One ampoule contains 0,5 g of active ingredient. Элькар® enter intravenously kapelno slowly or struyno (2-3 min.) or in oil. Before in/in introduction contents of an ampoule dissolve in 100-200 ml of solvent (0,9% solution of sodium chloride or 5% solution of a dextrose (glucose)). At acute disorders of cerebral circulation appoint 1 g/days (2 ampoules) within 3 days, and then 0,5 g/days (1 ampoule) within 7 days. In 10-12 days repeated courses within 3-5 days are possible. At purpose of drug in the subacute and recovery period, at distsirkulyatorny encephalopathy and various damages of a brain, deficit of a carnitine by the patient enter Elkar® solution at the rate of 0,5-1 g/days (1-2 ampoules) intravenously (kapelno, struyno) or in oil (2-3 times a day) without cultivation within 3-7 days. If necessary in 12-14 days appoint a repeated course. Intravenous administration, slowly (2-3 min.) appoint at secondary deficit of a carnitine at a hemodialysis – 2 g (4 ampoules) once (after the procedure); at an acute myocardial infarction, an acute heart failure – 3-5 g/days (6-10 ampoules) divided into 2-3 receptions in the first 2-3 days with the subsequent dose decline twice; at cardiogenic shock – 3-5 g/days (6-10 ampoules) divided into 2-3 receptions to the patient's exit from shock. Further pass to oral administration of Elkar®.

Side effects:

Allergic reactions, muscular weakness are possible (at patients with uraemia). At bystry introduction (80 caps/min. and more) developing of the pains on the course of a vein passing at reduction in the rate of introduction is possible.
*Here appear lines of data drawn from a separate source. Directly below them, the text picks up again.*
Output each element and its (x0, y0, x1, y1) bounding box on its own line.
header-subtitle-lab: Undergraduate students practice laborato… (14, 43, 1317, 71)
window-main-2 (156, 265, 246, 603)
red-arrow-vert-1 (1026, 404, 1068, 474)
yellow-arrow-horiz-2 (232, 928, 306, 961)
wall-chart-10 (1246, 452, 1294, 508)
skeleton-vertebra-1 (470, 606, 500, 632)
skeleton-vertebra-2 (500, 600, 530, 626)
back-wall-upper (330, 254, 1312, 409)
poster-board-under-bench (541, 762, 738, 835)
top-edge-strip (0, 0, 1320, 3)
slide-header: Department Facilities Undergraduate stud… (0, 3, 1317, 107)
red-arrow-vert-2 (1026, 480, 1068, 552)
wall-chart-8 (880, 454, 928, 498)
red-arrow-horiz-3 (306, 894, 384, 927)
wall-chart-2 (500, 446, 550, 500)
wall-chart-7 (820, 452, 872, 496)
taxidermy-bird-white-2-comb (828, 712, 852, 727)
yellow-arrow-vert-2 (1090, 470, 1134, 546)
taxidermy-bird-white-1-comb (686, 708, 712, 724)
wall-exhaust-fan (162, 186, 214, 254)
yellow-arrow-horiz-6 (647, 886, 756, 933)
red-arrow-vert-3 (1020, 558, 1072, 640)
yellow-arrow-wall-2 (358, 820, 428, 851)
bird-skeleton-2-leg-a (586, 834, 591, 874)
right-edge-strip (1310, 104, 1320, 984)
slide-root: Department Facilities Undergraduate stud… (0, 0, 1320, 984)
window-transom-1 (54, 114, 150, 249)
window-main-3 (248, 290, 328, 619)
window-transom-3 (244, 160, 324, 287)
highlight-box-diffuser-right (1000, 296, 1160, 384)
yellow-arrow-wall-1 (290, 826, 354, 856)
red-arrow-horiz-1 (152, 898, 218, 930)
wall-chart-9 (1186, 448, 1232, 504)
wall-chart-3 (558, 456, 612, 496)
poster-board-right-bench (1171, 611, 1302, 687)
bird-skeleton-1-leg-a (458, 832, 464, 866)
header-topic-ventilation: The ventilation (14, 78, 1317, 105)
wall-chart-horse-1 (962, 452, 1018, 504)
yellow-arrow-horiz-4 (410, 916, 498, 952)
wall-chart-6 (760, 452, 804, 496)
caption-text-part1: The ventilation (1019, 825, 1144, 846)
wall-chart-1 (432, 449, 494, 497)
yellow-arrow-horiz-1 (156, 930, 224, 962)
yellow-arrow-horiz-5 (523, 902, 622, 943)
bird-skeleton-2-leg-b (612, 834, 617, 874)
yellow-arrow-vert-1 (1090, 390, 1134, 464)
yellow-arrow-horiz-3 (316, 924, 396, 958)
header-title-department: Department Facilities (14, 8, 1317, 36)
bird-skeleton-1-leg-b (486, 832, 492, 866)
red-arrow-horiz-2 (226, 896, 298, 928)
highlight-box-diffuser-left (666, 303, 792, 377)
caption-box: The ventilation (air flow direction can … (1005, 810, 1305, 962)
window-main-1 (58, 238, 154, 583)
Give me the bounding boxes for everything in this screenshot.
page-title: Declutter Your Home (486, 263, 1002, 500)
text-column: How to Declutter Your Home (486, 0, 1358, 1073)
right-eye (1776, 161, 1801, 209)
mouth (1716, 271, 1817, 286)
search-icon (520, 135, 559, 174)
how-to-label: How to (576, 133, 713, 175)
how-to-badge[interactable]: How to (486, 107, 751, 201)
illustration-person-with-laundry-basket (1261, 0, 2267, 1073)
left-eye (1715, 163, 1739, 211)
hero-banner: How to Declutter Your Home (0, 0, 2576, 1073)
Interaction with other medicines:

Glucocorticosteroids promote accumulation of drug in fabrics (except a liver), other anabolic steroids strengthen effect.

Contraindications:

Individual intolerance, pregnancy, the lactation period (now there are no data on an opportunity and safety of use of drug at pregnancy and in the period of a lactation).

Storage conditions:

In the place protected from light at a temperature not above 25 °C. To store in the place, unavailable to children.
Period of validity 3 years. Not to use after the expiry date specified on packaging.

Issue conditions:

According to the recipe

Packaging:

Solution for intravenous and intramuscular administration of 100 mg/ml. On 5 ml of drug in ampoules from colourless glass with a point or a ring of a break. On 10 ampoules place in a pack with partitions. Or on 5 ampoules place in a blister strip packaging from a film polyvinyl chloride. Two planimetric packagings place in a pack from a cardboard. Put the application instruction of drug in each pack. Packaging for a hospital. On 10 or 20 blister strip packagings place in boxes from a cardboard or in boxes of corrugated fibreboard. Place application instructions in the quantity equal to number of blister strip packagings in each box.